Sempre dispostos a ultrapassar os limites, os baristas ucranianos também popularizaram o “Capuorange” – uma dose dupla de café expresso misturado com sumo de laranja fresco – agora à venda em toda a cidade de Kiev.

Vários estrangeiros disseram estar impressionados com a qualidade do café num país que, desde a era soviética, consumia principalmente café instantâneo.

“Este é o melhor café do mundo”, disse Michael McLaughlin, um americano de 51 anos que faz trabalho voluntário na Ucrânia, enquanto pedia um Americano na Praça Maidan numa tarde recente.

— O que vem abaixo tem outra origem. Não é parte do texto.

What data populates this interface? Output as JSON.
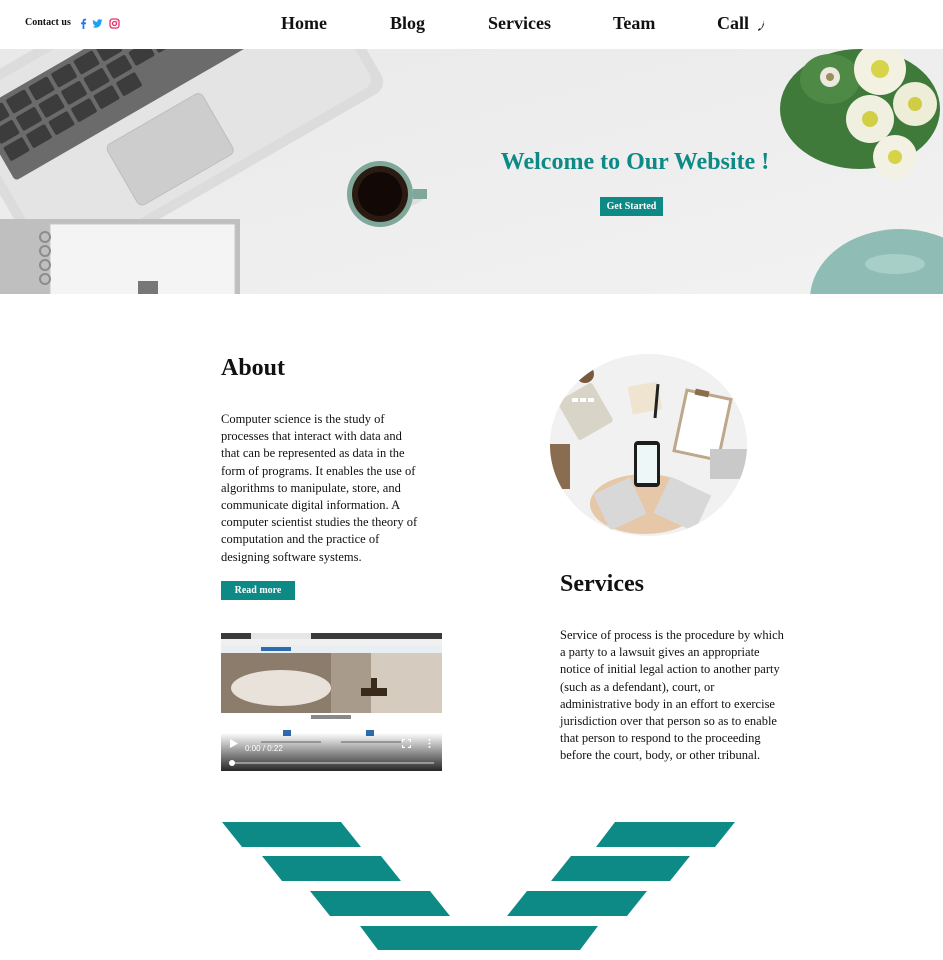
{
  "header": {
    "contact_label": "Contact us",
    "social_icons": [
      "facebook-icon",
      "twitter-icon",
      "instagram-icon"
    ],
    "nav": [
      "Home",
      "Blog",
      "Services",
      "Team",
      "Call"
    ],
    "call_icon": "phone-icon"
  },
  "hero": {
    "title": "Welcome to Our Website !",
    "button": "Get Started"
  },
  "about": {
    "title": "About",
    "text": "Computer science is the study of processes that interact with data and that can be represented as data in the form of programs. It enables the use of algorithms to manipulate, store, and communicate digital information. A computer scientist studies the theory of computation and the practice of designing software systems.",
    "button": "Read more"
  },
  "video": {
    "time": "0:00 / 0:22"
  },
  "services": {
    "title": "Services",
    "text": "Service of process is the procedure by which a party to a lawsuit gives an appropriate notice of initial legal action to another party (such as a defendant), court, or administrative body in an effort to exercise jurisdiction over that person so as to enable that person to respond to the proceeding before the court, body, or other tribunal."
  },
  "colors": {
    "accent": "#0e8a86",
    "facebook": "#1877f2",
    "twitter": "#1da1f2",
    "instagram": "#e1306c"
  }
}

Alguns dizem que é simplesmente um regresso às raízes da Ucrânia.

Diz a lenda que o homem que abriu o primeiro café em Viena no final do século XVII foi Jerzy Kulczycki, um soldado nascido na atual Ucrânia. Ele é homenageado com uma estátua em tamanho real em Lviv que o elogia como o herói de guerra “que ensinou a Europa a beber café”.

Volodymyr Efremov, torrefador de café da Idealist, uma importante marca de café ucraniana, disse que seu objetivo agora é “popularizar” os cafés especiais em todo o país.

Na Ucrânia de hoje, talvez não haja melhor maneira de atingir esse objectivo do que com o exército. Todos os meses, o Idealist e outros produtores de café dão aos militares dezenas de milhares de sacos de café gota a gota – saquetas de dose única cheias de café moído. Estes são alguns dos melhores produtos do mercado cafeeiro ucraniano.

Nas redes sociais, os soldados vídeos postados de si mesmos despejando água quente em sacos de café colocados em xícaras de ferro antes de saborear a bebida fumegante em uma vala de toras.

Parado perto de uma posição de artilharia no ano passado, um sargento ucraniano subalterno, Maksim – que não revelou o seu nome de família de acordo com as regras militares – estava a ferver água numa pequena chaleira branca, com um saco de café moído Mad Heads ao seu lado. Sua unidade acabara de disparar um obus fabricado na Austrália contra alvos russos na frente sul, e ele estava com vontade de tomar uma boa xícara de café.

Durante cinco minutos seguidos ele discutiu o grau de mineralização da água necessário para alcançar a bebida perfeita, a qualidade dos grãos de origem única que fazem com que ela tenha “gosto de café com mel, álcool e banana” e como a bebida deve ser saboreada para “perceber mais”. sabores.”

Maksim, cujo indicativo é Stayer, disse que seus colegas soldados acharam o café Mad Heads “delicioso e perguntaram onde eu o consegui”.

“Eu disse: ‘Gente, estamos no século 21. Vamos comer bem, mesmo que sejamos militares.’”

Michael Schwirtz relatórios contribuídos.